Si tratterebbe, secondo alcuni, di pregiudizi borghesi o
di sopravivenze romantiche; e l’anima che per Orlando era
una cosa delicata e personale, sarebbe una cosa cementizia e sociale. Chi vuole istruirsi, saper di piú di questo “nihilismo europeo”, già preannunciato dal Nietzsche, può
consultare il libro di un giovane autore tedesco, stampato
tre anni fa, e che porta il titolo: “Così, noi giovani,
siamo 1”.
Avendo Orlando salvato l’Europa contro gli arabi che
erano i barbari di allora, ottenne grande popolarità anche
fra noi.
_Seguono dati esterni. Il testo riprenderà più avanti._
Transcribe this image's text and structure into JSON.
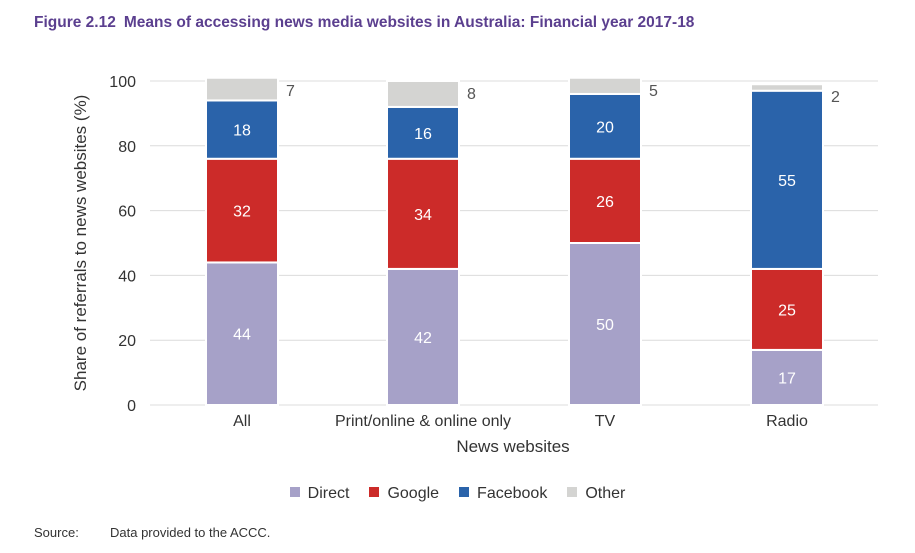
{
  "figure": {
    "number": "Figure 2.12",
    "title": "Means of accessing news media websites in Australia: Financial year 2017-18"
  },
  "colors": {
    "Direct": "#a6a1c8",
    "Google": "#cc2b29",
    "Facebook": "#2a63aa",
    "Other": "#d4d4d2",
    "grid": "#dcdcdc",
    "text": "#333333"
  },
  "chart_data": {
    "type": "bar",
    "stacked": true,
    "categories": [
      "All",
      "Print/online & online only",
      "TV",
      "Radio"
    ],
    "series": [
      {
        "name": "Direct",
        "values": [
          44,
          42,
          50,
          17
        ]
      },
      {
        "name": "Google",
        "values": [
          32,
          34,
          26,
          25
        ]
      },
      {
        "name": "Facebook",
        "values": [
          18,
          16,
          20,
          55
        ]
      },
      {
        "name": "Other",
        "values": [
          7,
          8,
          5,
          2
        ]
      }
    ],
    "xlabel": "News websites",
    "ylabel": "Share of referrals to news websites (%)",
    "ylim": [
      0,
      100
    ],
    "yticks": [
      0,
      20,
      40,
      60,
      80,
      100
    ],
    "grid": true,
    "legend_position": "bottom"
  },
  "source": {
    "label": "Source:",
    "text": "Data provided to the ACCC."
  }
}
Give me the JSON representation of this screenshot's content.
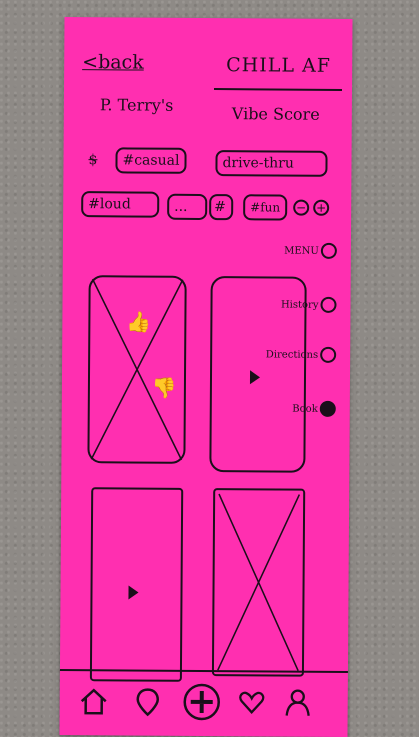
{
  "header": {
    "back_label": "<back",
    "title": "CHILL AF",
    "place_name": "P. Terry's",
    "vibe_score_label": "Vibe Score"
  },
  "tags": [
    {
      "label": "$",
      "strikethrough": true
    },
    {
      "label": "#casual"
    },
    {
      "label": "drive-thru"
    },
    {
      "label": "#loud"
    },
    {
      "label": "..."
    },
    {
      "label": "#"
    },
    {
      "label": "#fun"
    }
  ],
  "tag_controls": {
    "remove_icon": "minus-circle-icon",
    "add_icon": "plus-circle-icon"
  },
  "side_menu": [
    {
      "label": "MENU",
      "selected": false
    },
    {
      "label": "History",
      "selected": false
    },
    {
      "label": "Directions",
      "selected": false
    },
    {
      "label": "Book",
      "selected": true
    }
  ],
  "media_tiles": [
    {
      "kind": "image",
      "icons": [
        "thumbs-up-icon",
        "thumbs-down-icon"
      ]
    },
    {
      "kind": "video"
    },
    {
      "kind": "video"
    },
    {
      "kind": "image"
    }
  ],
  "bottom_nav": [
    {
      "icon": "home-icon"
    },
    {
      "icon": "location-pin-icon"
    },
    {
      "icon": "add-icon"
    },
    {
      "icon": "heart-icon"
    },
    {
      "icon": "profile-icon"
    }
  ],
  "colors": {
    "paper": "#ff2fb0",
    "ink": "#1a0f1a"
  }
}
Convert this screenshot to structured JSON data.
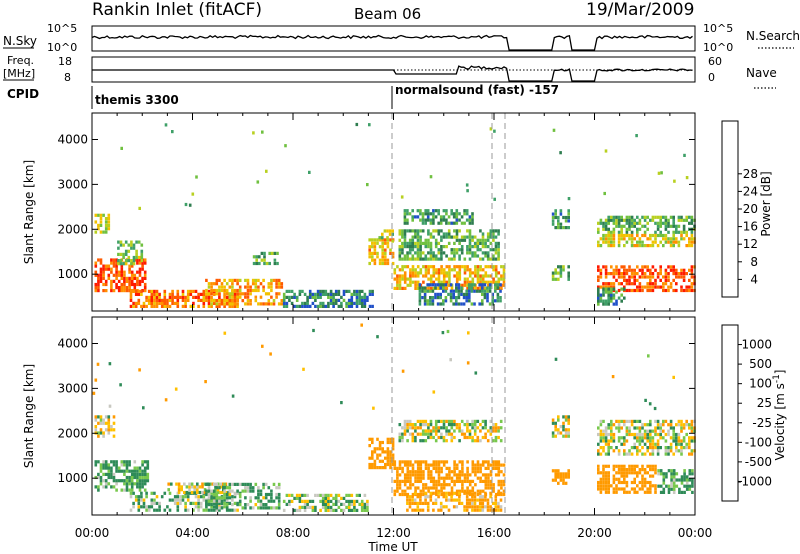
{
  "header": {
    "station": "Rankin Inlet (fitACF)",
    "beam": "Beam 06",
    "date": "19/Mar/2009"
  },
  "time_axis": {
    "label": "Time UT",
    "ticks": [
      "00:00",
      "04:00",
      "08:00",
      "12:00",
      "16:00",
      "20:00",
      "00:00"
    ],
    "range_hours": [
      0,
      24
    ]
  },
  "summary_panels": {
    "nsky": {
      "label": "N.Sky",
      "ticks": [
        "10^5",
        "10^0"
      ]
    },
    "nsearch": {
      "label": "N.Search",
      "ticks": [
        "10^5",
        "10^0"
      ]
    },
    "freq": {
      "label_line1": "Freq.",
      "label_line2": "[MHz]",
      "ticks": [
        "18",
        "8"
      ]
    },
    "nave": {
      "label": "Nave",
      "ticks": [
        "60",
        "0"
      ]
    },
    "cpid": {
      "label": "CPID",
      "segments": [
        {
          "start_h": 0,
          "text": "themis 3300"
        },
        {
          "start_h": 12,
          "text": "normalsound (fast) -157"
        }
      ]
    }
  },
  "data_gaps_hours": [
    [
      16.5,
      18.3
    ],
    [
      19.0,
      20.1
    ]
  ],
  "chart_data": [
    {
      "type": "heatmap",
      "parameter": "Power",
      "xlabel": "Time UT",
      "ylabel": "Slant Range [km]",
      "y_ticks": [
        1000,
        2000,
        3000,
        4000
      ],
      "ylim": [
        180,
        4590
      ],
      "xlim": [
        0,
        24
      ],
      "colorbar": {
        "label": "Power [dB]",
        "ticks": [
          "4",
          "8",
          "12",
          "16",
          "20",
          "24",
          "28"
        ],
        "colors": [
          "#1a1aff",
          "#2050c8",
          "#2e7d4f",
          "#3fa068",
          "#70c040",
          "#b8d020",
          "#f2c200",
          "#ff9000",
          "#ff5a00",
          "#ff1a00"
        ]
      },
      "scatter_bands": [
        {
          "t0": 0.1,
          "t1": 2.2,
          "r0": 600,
          "r1": 1350,
          "value": 26
        },
        {
          "t0": 0.1,
          "t1": 0.7,
          "r0": 1900,
          "r1": 2350,
          "value": 16
        },
        {
          "t0": 1.0,
          "t1": 2.0,
          "r0": 1200,
          "r1": 1750,
          "value": 14
        },
        {
          "t0": 1.5,
          "t1": 5.8,
          "r0": 250,
          "r1": 650,
          "value": 24
        },
        {
          "t0": 4.5,
          "t1": 7.6,
          "r0": 300,
          "r1": 900,
          "value": 22
        },
        {
          "t0": 6.4,
          "t1": 7.4,
          "r0": 1200,
          "r1": 1500,
          "value": 12
        },
        {
          "t0": 7.6,
          "t1": 11.2,
          "r0": 250,
          "r1": 650,
          "value": 8
        },
        {
          "t0": 11.0,
          "t1": 12.0,
          "r0": 1200,
          "r1": 1800,
          "value": 20
        },
        {
          "t0": 11.4,
          "t1": 12.0,
          "r0": 1700,
          "r1": 2000,
          "value": 14
        },
        {
          "t0": 12.0,
          "t1": 16.4,
          "r0": 650,
          "r1": 1200,
          "value": 20
        },
        {
          "t0": 12.2,
          "t1": 16.2,
          "r0": 1300,
          "r1": 2000,
          "value": 12
        },
        {
          "t0": 12.4,
          "t1": 15.2,
          "r0": 2100,
          "r1": 2450,
          "value": 10
        },
        {
          "t0": 13.0,
          "t1": 16.3,
          "r0": 300,
          "r1": 800,
          "value": 8
        },
        {
          "t0": 18.3,
          "t1": 19.0,
          "r0": 2000,
          "r1": 2450,
          "value": 10
        },
        {
          "t0": 18.3,
          "t1": 19.0,
          "r0": 850,
          "r1": 1200,
          "value": 12
        },
        {
          "t0": 20.1,
          "t1": 24.0,
          "r0": 1900,
          "r1": 2300,
          "value": 12
        },
        {
          "t0": 20.1,
          "t1": 24.0,
          "r0": 1600,
          "r1": 1900,
          "value": 18
        },
        {
          "t0": 20.1,
          "t1": 24.0,
          "r0": 600,
          "r1": 1200,
          "value": 26
        },
        {
          "t0": 20.1,
          "t1": 21.2,
          "r0": 300,
          "r1": 700,
          "value": 10
        }
      ]
    },
    {
      "type": "heatmap",
      "parameter": "Velocity",
      "xlabel": "Time UT",
      "ylabel": "Slant Range [km]",
      "y_ticks": [
        1000,
        2000,
        3000,
        4000
      ],
      "ylim": [
        180,
        4590
      ],
      "xlim": [
        0,
        24
      ],
      "colorbar": {
        "label": "Velocity [m s^-1]",
        "ticks": [
          "-1000",
          "-500",
          "-100",
          "-25",
          "25",
          "100",
          "500",
          "1000"
        ],
        "colors": [
          "#ff1a00",
          "#ff5a00",
          "#ff9a00",
          "#ffc000",
          "#c8c8c0",
          "#78c84c",
          "#2e8b57",
          "#3a70b0",
          "#1a1aff"
        ]
      },
      "scatter_bands": [
        {
          "t0": 0.1,
          "t1": 0.9,
          "r0": 1900,
          "r1": 2400,
          "value": 0
        },
        {
          "t0": 0.1,
          "t1": 2.3,
          "r0": 700,
          "r1": 1400,
          "value": 150
        },
        {
          "t0": 1.5,
          "t1": 6.0,
          "r0": 250,
          "r1": 700,
          "value": 100
        },
        {
          "t0": 3.0,
          "t1": 5.5,
          "r0": 650,
          "r1": 900,
          "value": 0
        },
        {
          "t0": 4.5,
          "t1": 7.5,
          "r0": 300,
          "r1": 900,
          "value": 120
        },
        {
          "t0": 7.6,
          "t1": 11.0,
          "r0": 250,
          "r1": 650,
          "value": 60
        },
        {
          "t0": 11.0,
          "t1": 12.0,
          "r0": 1200,
          "r1": 1900,
          "value": -300
        },
        {
          "t0": 12.0,
          "t1": 16.4,
          "r0": 600,
          "r1": 1400,
          "value": -300
        },
        {
          "t0": 12.2,
          "t1": 16.3,
          "r0": 1800,
          "r1": 2300,
          "value": 0
        },
        {
          "t0": 12.5,
          "t1": 16.3,
          "r0": 250,
          "r1": 700,
          "value": -150
        },
        {
          "t0": 18.3,
          "t1": 19.0,
          "r0": 1900,
          "r1": 2400,
          "value": 0
        },
        {
          "t0": 18.3,
          "t1": 19.0,
          "r0": 850,
          "r1": 1200,
          "value": -300
        },
        {
          "t0": 20.1,
          "t1": 24.0,
          "r0": 1500,
          "r1": 2300,
          "value": 0
        },
        {
          "t0": 20.1,
          "t1": 22.5,
          "r0": 650,
          "r1": 1300,
          "value": -250
        },
        {
          "t0": 22.5,
          "t1": 24.0,
          "r0": 650,
          "r1": 1200,
          "value": 150
        }
      ]
    }
  ]
}
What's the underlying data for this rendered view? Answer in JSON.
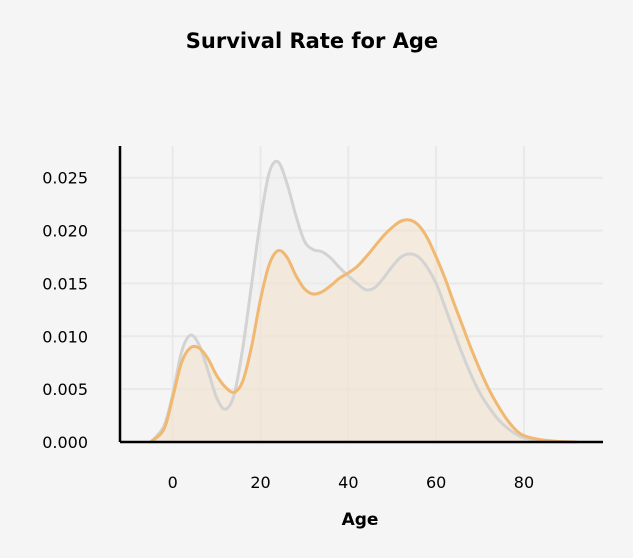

Lo si fece nascere vicino a Roma; e una delle
prime visite che io ho voluto fare fu di andare a Sutri dove
la gente vi indica la grotta dove nacque l’eroe salvatore
con la sua spada tremenda; e i cantastorie per le nostre
città e castella dell’evo medio cantavano al popolo quelle
imprese di Carlomagno e di Orlando, con la gaiezza e il
realismo che è proprio di nostra gente, dicendo però sempre attraverso le bizzarrie e le gaiezze: “il Signore ci
aiuti”, Rolant est mort, Dieu nous aide, come nelle antiche
canzoni di gesta; finché un cantastorie, gran signore, che
abitava un nobile castello, che era posto in grande aere, ed
era adorno di pitture guerriere e fornito di bei libri d’amore, ebbe una sua fantasia di creare un Orlando anche innamorato a somiglianza di quei cavalieri incantati del buon
1 Franz Matzke, Jugend Bekennt: So sind wir! – Reclam Verlag,
Leipzig, 1930.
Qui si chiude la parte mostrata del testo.